— Милая, да что случилось?
— Народ… — Геля захлебнулась рыданием. — Народ страдает! Я в отчаянии!
Она обняла дрожащий сверток со спрятанной в нем подругой, сидя в самой неудобной для объятий позе, с уже затекшими икроножными мышцами и застывшими ступнями, и горько заплакала из солидарности со страдающим народом и печалующейся о нем подругой. Заснули они только под утро, вышептав весь пропагандистский арсенал проклятий сатрапам.

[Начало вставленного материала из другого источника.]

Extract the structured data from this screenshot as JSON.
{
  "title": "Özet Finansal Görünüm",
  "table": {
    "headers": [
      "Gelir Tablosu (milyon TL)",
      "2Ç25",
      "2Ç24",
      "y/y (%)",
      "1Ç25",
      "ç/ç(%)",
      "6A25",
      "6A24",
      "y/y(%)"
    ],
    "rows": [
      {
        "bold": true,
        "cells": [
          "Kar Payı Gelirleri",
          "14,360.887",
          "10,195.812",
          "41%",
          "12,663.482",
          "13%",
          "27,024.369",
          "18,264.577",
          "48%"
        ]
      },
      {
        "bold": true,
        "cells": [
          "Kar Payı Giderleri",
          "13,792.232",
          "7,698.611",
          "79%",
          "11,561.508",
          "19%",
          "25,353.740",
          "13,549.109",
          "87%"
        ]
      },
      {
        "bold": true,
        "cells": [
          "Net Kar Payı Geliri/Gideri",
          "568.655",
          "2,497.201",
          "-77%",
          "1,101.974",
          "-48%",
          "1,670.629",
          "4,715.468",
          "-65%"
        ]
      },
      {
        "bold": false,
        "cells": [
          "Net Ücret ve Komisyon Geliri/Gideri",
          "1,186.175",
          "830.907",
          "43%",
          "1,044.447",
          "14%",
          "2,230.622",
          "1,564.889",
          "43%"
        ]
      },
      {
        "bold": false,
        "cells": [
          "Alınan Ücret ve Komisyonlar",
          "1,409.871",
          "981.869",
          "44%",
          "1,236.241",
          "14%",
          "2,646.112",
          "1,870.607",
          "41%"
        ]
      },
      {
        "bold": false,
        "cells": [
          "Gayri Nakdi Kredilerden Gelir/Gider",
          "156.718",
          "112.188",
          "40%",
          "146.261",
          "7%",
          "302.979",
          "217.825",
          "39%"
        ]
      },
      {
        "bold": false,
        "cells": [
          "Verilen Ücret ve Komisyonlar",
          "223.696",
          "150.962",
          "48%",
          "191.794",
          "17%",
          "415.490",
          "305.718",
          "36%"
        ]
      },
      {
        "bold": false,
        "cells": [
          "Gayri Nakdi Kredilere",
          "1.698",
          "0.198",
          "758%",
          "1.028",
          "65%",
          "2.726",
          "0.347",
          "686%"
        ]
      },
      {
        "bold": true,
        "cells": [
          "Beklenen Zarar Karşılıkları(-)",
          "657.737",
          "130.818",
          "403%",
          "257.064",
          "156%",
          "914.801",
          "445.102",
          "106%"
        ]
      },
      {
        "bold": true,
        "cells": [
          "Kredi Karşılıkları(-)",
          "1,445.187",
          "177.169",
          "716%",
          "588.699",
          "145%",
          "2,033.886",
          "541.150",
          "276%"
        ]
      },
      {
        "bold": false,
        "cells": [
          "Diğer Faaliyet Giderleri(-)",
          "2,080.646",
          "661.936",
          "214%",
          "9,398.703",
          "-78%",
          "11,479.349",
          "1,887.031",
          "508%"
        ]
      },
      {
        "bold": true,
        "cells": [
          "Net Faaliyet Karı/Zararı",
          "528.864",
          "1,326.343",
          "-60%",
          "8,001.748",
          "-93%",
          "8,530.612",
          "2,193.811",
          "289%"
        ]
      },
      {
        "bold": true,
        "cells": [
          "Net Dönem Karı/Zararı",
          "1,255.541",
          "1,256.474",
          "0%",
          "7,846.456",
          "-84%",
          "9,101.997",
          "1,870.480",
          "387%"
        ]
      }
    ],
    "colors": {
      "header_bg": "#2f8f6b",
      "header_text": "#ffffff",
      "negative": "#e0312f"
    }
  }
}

Дойдя до здания, где теперь разместился тоже институт, но со строчной буквы, который окончила ее дочь, она дополнительно вспомнила многие детали. Скелет собаки и летучей мыши в кабинете биологии. Чучело колибри с потускневшим оперением. Прибор для свечения электричества в закрытом сосуде. И, конечно, волшебный фонарь с картинками, которые демонстрировал им, часто облизывая губы, коллежский советник Вернандер. Вспомнила идеально отмытую фаянсовую посуду в столовой. Ей не хотелось заходить внутрь, но интересно было по расположению окон угадывать, где помещался танцкласс, где библиотека. Им позволялось строго по списку читать «Домашний быт русских цариц» Забелина, а также историю Карамзина и Полевого. А они хотели глотать выпуски «Пещеры Лейхтвейса», Ната Пинкертона и другие дешевые книжки издательства «Развлечение», а не лакированную разрешенную Чарскую и писать друг другу забавные посвящения в альбомы. Далекие от нормальной жизни и ее повседневных противоречий, институтки совершенно не понимали, о чем идет речь в комедии Гоголя «Ревизор» и где обитают подобные уроды. Их окружали красивые благородные люди, цельные и самоотверженные. Они жили в раю, но рай — место посмертия, и расплата за перенесение обители блаженных в неположенное место была страшна.
Нашла она и окно дортуара, и почему-то именно оно привело ее в такое волнение, что пришлось положить под язык таблетку валидола. Теперь трудно представить, как сочетались в Институте одновременно спартанские и совершенно оранжерейные условия. С одной стороны, ежедневная часовая гимнастика, вечером массаж, который они делали сами себе по инструкции на бумажке, бесконечные стояния в институтском храме, а то и довольно чувствительные удары линейкой по спине — чуть ссутулишься или примешь фривольную позу за партой. День говорили по-немецки, день по-французски, но при этом безупречную линию держали на горячий русский патриотизм. С другой — полнейшая девственность в вопросах практической жизни, а уж тем более политики. Даже занятия кулинарией носили безнадежно архаический характер, и ни одно из зачетных блюд, особенно после революции и разрухи, они никогда не приготовили и не подали своим чудом уцелевшим избранникам. На уроках словесности из Пушкина заучивали только про дворового мальчика и свободную стихию, а «Евгений Онегин» считался произведением чуть ли не безнравственным, и они с Гелей тайком ночами прочли роман в стихах, принесенный кем-то из своекоштных, и были страшно разочарованы поведением Татьяны, считая ее ханжой. Слава богу, пришло предписание начать обучение воспитанниц стенографии и машинописи. Это многих впоследствии, когда знание иностранных языков было предпочтительнее скрывать, спасло, без преувеличения, от голодной смерти.